The chairman's idea for attracting new investors is a stroke of genius
Over the years, the insignificantly-sized investment company SmallBlue Planet ' along with its chairman's previous operations ' has been responsible for pioneering many of the innovations that have made Her Majesty's financial services industry the complete and utter bastion it is today.
This depth of vision has been behind the company's ongoing assault on the investing for children market that is currently proving so popular among fund management groups. Or, as the chairman put it as he welcomed me to SmalllBlue's offices the other day: 'One of our biggest concerns has been the severe drop in the level of equity market participation by investors.'
'Well, scary markets do have a habit of scaring investors,' I replied. 'Hence 'scary'.'
'Nonsense,' snorted the chairman. 'It's irresponsibility, plain and simple. And the sooner the punters realise that the better. So what better way of reminding them of their responsibilities than to underline the importance of investing for children? If they can't be bothered to look out for their own financial futures, the least they can do is think about their dear little kiddies'.'
'Isn't that known in some circles as blackmail?' I asked.
'I think our marketing boys prefer to put it slightly differently,' said the chairman. 'Although I believe the phrase 'guilt trip' may be involved. But that wasn't really why I asked you here. Follow me.'
So I did ' through into the courtyard that is banked on all four sides by SmallBlue's offices. I would have asked where we were going but the signs for 'SmallBlue Planet Petting Zoo ' Adults £10, children £9.50' rather gave it away.
I guess seeing the Shetland pony in a cage should have set off warning bells but it was only when we got to the sheep 'pen' that I began to worry. 'Why are they on the other side of a moat?' I asked. I thought this was supposed to be a petting zoo.'
'And so it is,' replied the chairman, passing me a large pole with a foam-rubber hand at one end. 'Want a go?'
'Er ¦ no,' I said, something else having caught my attention. 'Um ¦ those look like rabbits and guinea-pigs in little straitjackets and what I can only describe as Hannibal Lecter masks.'
'Too right,' shuddered the chairman. 'Horrid, nasty little creatures and a real danger to our punters. If it was down to me, I'd only let anyone near them if they'd signed a declaration they fully understood the sort of havoc an unfettered bunny rabbit can wreak and accepted all the associated risks. Anyway, the straitjackets provide an element of protection should they fall into our Piranha Paddling Pool.'
'No chance of that happening here,' I said. 'Because I think that very large snake is going to get them first.'
I pointed the chairman towards what I guessed was some sort of python ' some 10 feet in length and with three distinct bumps about halfway down its body.
'Better call one of your keepers,' I said. 'Get that back to its cage before you lose any more of your killer rodents.'
'Oh we don't keep any of our snakes in cages,' smiled the chairman indulgently. 'It would be unfair to all the other poisonous, biting, pointy-toothed creatures we let slither, swim and scuttle round our zoo. You see, we've come into this with an open mind. Ordinary punters generally do not seem to have become involved with your average snake or scorpion. We have to ask ourselves, is this the right balance, or is there scope to make such creatures more accessible?'
But I wasn't really listening, my right shoe having turned into a large mass of hair, legs and the sort of teeth my mental bouncers don't even let into my nightmares.

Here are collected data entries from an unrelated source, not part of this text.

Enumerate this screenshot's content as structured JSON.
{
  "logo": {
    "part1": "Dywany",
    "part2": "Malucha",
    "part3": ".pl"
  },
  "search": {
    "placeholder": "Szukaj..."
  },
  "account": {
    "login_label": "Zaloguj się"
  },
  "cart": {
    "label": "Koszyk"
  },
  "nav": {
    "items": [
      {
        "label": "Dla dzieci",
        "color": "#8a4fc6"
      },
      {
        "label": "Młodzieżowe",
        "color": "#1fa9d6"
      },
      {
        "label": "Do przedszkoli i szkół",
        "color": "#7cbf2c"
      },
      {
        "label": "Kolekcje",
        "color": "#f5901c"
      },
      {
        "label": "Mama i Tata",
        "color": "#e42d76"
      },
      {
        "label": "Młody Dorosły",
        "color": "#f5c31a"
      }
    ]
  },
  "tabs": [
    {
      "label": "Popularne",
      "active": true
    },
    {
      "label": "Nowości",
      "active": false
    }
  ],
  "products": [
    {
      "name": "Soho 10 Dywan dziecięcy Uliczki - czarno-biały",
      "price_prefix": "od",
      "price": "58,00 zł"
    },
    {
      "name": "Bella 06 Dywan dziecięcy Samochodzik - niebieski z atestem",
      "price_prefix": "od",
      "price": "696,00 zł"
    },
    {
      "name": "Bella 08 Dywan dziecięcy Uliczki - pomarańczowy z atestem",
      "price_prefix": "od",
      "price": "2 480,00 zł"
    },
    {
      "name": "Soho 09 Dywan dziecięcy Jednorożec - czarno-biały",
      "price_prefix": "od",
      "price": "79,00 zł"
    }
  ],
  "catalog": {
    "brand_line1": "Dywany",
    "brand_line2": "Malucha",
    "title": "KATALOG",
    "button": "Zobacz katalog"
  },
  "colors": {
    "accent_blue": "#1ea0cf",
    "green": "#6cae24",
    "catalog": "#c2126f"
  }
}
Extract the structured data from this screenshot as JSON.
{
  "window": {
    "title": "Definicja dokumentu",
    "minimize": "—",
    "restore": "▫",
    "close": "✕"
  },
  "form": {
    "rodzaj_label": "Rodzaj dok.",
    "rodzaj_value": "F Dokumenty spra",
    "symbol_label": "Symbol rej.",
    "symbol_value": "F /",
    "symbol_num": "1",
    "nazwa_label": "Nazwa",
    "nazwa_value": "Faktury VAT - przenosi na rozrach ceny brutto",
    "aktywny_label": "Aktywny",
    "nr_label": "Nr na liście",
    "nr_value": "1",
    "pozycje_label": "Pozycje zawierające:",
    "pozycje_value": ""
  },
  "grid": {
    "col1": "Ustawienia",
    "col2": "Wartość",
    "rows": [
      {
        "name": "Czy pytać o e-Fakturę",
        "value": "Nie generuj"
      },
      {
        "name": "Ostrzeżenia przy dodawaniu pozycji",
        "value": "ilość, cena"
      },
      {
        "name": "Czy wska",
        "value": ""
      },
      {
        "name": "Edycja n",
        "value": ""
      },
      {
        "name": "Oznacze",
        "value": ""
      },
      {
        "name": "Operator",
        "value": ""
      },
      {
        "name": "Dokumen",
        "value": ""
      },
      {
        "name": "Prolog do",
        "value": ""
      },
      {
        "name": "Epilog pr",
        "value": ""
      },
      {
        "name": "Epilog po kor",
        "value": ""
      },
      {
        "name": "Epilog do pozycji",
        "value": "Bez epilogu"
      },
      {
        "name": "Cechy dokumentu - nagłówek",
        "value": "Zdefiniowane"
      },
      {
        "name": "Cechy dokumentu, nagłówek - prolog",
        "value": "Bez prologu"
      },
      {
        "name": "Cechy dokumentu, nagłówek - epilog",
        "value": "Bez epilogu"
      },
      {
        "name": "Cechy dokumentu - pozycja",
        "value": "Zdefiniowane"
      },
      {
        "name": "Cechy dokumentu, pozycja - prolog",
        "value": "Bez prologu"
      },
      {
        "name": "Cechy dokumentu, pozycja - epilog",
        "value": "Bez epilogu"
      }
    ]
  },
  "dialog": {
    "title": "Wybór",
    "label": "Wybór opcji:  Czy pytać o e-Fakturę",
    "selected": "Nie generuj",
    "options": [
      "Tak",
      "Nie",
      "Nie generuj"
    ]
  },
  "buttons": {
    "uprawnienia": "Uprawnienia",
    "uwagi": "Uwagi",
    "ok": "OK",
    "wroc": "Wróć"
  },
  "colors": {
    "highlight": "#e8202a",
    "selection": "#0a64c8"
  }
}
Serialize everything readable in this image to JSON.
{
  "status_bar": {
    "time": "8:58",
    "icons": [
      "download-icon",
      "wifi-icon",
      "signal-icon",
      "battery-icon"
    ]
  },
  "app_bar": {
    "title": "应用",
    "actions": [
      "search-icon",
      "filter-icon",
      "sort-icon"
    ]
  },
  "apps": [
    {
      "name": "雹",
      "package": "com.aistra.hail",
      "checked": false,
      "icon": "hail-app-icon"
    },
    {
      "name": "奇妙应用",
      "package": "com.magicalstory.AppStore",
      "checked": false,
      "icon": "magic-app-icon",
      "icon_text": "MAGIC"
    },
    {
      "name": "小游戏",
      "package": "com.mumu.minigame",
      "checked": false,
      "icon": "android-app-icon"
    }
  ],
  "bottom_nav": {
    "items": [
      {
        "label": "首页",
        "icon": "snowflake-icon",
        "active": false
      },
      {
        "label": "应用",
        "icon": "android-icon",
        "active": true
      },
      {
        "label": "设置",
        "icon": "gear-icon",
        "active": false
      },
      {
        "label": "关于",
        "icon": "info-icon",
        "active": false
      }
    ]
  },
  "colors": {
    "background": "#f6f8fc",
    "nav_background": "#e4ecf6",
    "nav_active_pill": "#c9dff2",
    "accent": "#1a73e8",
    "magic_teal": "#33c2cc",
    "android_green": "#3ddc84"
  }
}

'Please could somebody stop that enormous spider crawling up my trouser leg?' is what I would have politely asked if my vocal chords had been working. That not being the case, I took the only other course of action that seemed reasonable.
SmallBlue Planet has very kindly chosen not to charge me for the cost of one very rare, very expensive and now very flat baboon spider and in a similar spirit I have chosen not to charge them for a new pair of shoes. You know, in all the excitement, I quite forgot to bring up the subject of the Financial Services Authority's discussion paper on making hedge funds available to private investors.